Councilor Hinton then spoke in favor of appointment, but also waiting until January to make a final decision.
“This is a major decision that we are all working towards. I’m leaning towards waiting until January because we should hear (Skinner’s) thinking about a mayor as well as all of us,” Hinton said. “I think that because we have a short term coming up for mayor, that we need someone who’s been tried and tested and someone who has the experience walking in the door. That’s my personal take.”
Casper was also in favor of appointment and said the council has served their individual Wards with the community in mind and were elected to make these kinds of decisions.
“If we should appoint, I know that we would appoint someone that has the qualifications to carry on in this interim position,” Casper said. “We have a lot of unknown things out there right now that we are facing: COVID, fire recovery, I’m sure we are going to have flooding very soon, we need someone who knows what’s going on.”
Parsons then said he felt like the council was contradicting themselves by saying the mayor is just one more vote on this council, but yet he felt they were 'pumping up' how important this pick is. Hoagland agreed with Parsons comments.
“They’re the figurehead of Lincoln City and you say they don’t have any power, but they do have power in that they are what Lincoln City is looked at as… it absolutely is important who that person is,” Hoagland said. “If the five of us pick somebody, I don’t believe the vast majority would be happy with us picking somebody, at all.”
Hinton disagreed with Parsons comments and said they were simply informing the public of the mayor’s role within the city.

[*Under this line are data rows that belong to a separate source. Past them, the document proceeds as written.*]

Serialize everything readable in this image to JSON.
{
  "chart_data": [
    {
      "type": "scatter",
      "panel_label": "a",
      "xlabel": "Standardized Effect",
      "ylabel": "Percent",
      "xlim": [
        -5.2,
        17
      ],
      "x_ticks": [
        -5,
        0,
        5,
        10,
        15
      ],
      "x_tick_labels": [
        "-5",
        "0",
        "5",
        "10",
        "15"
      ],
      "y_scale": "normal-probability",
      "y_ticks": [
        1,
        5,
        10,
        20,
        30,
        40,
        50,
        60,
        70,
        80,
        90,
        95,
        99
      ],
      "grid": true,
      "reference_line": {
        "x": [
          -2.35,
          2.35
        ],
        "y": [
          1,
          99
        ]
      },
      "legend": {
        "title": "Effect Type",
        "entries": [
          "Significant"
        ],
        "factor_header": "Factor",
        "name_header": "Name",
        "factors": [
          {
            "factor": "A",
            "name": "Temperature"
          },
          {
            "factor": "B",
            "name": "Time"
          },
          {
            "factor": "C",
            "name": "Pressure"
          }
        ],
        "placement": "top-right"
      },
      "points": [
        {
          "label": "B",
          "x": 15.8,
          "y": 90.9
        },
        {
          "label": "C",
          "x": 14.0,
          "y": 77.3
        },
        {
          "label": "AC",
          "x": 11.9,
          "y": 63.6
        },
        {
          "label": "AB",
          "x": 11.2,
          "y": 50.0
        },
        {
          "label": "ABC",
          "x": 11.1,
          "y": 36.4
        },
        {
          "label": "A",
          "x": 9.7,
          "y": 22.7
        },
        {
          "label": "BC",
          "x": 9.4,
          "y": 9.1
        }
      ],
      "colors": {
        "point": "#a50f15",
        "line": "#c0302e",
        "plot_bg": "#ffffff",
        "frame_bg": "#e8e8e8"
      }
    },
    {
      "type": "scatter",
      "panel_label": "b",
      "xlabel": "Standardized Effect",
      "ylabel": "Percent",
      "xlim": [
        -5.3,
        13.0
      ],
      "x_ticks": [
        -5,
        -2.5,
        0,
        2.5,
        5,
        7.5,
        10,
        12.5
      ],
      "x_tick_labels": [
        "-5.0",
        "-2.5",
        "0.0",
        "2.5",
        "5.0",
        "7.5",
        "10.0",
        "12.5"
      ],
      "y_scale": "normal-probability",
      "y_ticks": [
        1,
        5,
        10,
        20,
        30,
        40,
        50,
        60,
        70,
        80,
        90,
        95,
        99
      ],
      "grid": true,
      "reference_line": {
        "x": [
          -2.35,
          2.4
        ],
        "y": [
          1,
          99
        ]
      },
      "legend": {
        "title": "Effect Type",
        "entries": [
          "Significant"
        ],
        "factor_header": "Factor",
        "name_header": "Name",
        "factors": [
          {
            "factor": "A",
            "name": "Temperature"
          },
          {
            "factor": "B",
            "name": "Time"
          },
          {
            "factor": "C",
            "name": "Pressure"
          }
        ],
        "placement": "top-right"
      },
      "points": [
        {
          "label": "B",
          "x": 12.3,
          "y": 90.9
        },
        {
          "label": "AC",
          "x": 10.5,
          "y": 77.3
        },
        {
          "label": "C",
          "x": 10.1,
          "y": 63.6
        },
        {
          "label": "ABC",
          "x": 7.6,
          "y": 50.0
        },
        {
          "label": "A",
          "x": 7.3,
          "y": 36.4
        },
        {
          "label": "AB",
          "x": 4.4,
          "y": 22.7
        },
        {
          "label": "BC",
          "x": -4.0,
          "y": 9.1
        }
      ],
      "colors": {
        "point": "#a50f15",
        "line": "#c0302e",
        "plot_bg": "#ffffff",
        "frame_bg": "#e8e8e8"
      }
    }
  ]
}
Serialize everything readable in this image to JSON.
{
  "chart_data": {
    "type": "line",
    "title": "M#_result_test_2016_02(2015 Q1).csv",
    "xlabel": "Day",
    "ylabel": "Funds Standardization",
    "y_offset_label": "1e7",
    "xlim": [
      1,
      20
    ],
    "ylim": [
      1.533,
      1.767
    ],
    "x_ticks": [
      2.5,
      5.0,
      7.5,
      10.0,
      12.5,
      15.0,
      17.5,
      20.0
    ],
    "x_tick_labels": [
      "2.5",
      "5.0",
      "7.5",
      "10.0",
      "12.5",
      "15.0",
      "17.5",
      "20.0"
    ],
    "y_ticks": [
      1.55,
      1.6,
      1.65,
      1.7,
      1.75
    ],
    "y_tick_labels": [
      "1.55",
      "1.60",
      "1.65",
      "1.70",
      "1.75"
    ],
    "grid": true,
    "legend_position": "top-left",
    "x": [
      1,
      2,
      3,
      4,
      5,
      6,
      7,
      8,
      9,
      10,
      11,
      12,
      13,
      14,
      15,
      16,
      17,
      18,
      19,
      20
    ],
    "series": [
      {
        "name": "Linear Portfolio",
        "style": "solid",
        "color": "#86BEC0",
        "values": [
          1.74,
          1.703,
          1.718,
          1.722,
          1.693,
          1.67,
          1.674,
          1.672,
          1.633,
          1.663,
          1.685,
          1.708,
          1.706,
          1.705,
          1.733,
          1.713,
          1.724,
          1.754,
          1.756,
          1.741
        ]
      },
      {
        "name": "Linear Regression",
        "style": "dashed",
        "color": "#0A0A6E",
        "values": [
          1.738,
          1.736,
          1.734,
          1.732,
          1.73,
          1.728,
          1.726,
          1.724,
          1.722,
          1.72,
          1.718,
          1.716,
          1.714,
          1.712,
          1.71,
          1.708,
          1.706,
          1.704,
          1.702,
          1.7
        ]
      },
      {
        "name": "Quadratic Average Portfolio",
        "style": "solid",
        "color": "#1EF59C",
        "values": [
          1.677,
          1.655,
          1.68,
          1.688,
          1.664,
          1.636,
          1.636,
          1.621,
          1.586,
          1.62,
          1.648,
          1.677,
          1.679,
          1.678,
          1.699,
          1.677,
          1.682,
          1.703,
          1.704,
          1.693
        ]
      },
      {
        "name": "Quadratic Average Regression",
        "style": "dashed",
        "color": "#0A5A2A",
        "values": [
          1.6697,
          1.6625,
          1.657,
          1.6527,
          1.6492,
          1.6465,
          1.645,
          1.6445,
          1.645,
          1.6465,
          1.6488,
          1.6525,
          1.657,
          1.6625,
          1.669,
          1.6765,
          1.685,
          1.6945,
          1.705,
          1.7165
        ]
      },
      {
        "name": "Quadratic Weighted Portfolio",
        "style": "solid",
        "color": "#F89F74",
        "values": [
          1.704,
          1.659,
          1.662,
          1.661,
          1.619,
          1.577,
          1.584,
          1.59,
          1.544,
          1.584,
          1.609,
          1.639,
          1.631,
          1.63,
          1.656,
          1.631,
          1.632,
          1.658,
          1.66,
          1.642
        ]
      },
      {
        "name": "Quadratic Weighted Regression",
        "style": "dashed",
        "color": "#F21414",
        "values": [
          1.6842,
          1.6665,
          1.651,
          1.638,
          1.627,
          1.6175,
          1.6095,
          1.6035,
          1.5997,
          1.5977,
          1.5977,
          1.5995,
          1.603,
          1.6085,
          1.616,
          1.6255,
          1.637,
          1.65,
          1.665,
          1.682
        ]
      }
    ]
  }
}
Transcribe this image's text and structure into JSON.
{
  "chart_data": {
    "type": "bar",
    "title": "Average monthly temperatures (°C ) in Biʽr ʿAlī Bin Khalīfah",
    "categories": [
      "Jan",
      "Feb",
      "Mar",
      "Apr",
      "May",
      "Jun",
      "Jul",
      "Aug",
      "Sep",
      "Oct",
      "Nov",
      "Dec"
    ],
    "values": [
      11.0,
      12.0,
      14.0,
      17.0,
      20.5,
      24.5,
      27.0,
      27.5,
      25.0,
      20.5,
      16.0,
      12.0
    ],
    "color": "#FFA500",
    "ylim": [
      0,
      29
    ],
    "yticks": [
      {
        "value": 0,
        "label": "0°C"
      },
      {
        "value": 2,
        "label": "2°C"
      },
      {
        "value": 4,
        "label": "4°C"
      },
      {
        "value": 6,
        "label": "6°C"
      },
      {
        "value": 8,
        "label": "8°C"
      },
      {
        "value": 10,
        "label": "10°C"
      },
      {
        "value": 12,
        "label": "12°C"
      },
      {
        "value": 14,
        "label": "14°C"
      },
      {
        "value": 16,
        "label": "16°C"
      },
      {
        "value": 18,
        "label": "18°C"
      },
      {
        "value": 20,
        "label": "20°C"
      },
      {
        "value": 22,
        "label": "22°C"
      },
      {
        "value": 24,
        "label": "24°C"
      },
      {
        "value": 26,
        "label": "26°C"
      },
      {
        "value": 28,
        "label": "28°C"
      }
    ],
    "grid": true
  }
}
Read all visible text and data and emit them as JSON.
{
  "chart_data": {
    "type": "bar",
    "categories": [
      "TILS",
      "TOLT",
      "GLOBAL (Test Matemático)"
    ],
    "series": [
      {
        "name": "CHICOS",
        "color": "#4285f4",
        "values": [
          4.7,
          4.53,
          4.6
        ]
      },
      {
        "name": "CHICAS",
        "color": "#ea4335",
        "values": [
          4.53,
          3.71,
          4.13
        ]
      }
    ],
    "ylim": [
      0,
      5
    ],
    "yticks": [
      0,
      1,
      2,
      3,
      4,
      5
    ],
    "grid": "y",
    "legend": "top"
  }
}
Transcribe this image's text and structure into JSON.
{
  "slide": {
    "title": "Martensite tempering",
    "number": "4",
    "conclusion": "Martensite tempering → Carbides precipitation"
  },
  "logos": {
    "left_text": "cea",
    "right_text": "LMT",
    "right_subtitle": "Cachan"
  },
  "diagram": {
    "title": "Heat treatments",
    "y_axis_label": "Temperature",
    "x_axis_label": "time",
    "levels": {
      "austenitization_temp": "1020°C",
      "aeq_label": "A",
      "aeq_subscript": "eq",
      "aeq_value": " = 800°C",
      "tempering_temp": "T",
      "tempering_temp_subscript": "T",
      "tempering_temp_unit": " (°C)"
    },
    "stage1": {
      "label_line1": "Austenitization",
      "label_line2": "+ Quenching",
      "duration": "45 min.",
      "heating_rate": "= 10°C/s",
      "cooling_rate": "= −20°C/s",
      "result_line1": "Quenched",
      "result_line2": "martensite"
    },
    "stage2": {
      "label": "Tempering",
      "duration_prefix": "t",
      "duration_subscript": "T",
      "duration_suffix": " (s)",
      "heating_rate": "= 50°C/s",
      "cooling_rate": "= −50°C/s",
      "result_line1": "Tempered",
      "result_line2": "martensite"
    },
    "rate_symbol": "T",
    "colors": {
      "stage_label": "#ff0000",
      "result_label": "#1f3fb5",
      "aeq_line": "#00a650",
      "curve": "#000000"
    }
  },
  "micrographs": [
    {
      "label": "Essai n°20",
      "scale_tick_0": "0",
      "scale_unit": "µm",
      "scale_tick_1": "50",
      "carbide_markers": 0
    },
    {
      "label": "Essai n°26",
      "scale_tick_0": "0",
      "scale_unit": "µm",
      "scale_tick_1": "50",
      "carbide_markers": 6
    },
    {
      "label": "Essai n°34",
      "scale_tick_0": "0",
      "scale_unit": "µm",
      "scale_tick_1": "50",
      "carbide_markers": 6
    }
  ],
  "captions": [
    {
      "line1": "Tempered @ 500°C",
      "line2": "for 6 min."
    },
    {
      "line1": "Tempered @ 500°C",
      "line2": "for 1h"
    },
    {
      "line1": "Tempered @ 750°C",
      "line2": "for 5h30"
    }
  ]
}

“This is an interim position, it is not a full term,” Hinton continued. “We have to take a lot of hard votes and we don’t always agree. I would argue that a new councilor would bring a different perspective and perhaps would bring ideas, thoughts, comments or questions that we haven’t thought about.”
Hinton said it would be ‘rude’ to not to include the new councilor in the decision.
A motion was then made to postpone the discussion until Jan. 11 and make decision at that time. The motion passed 4-1.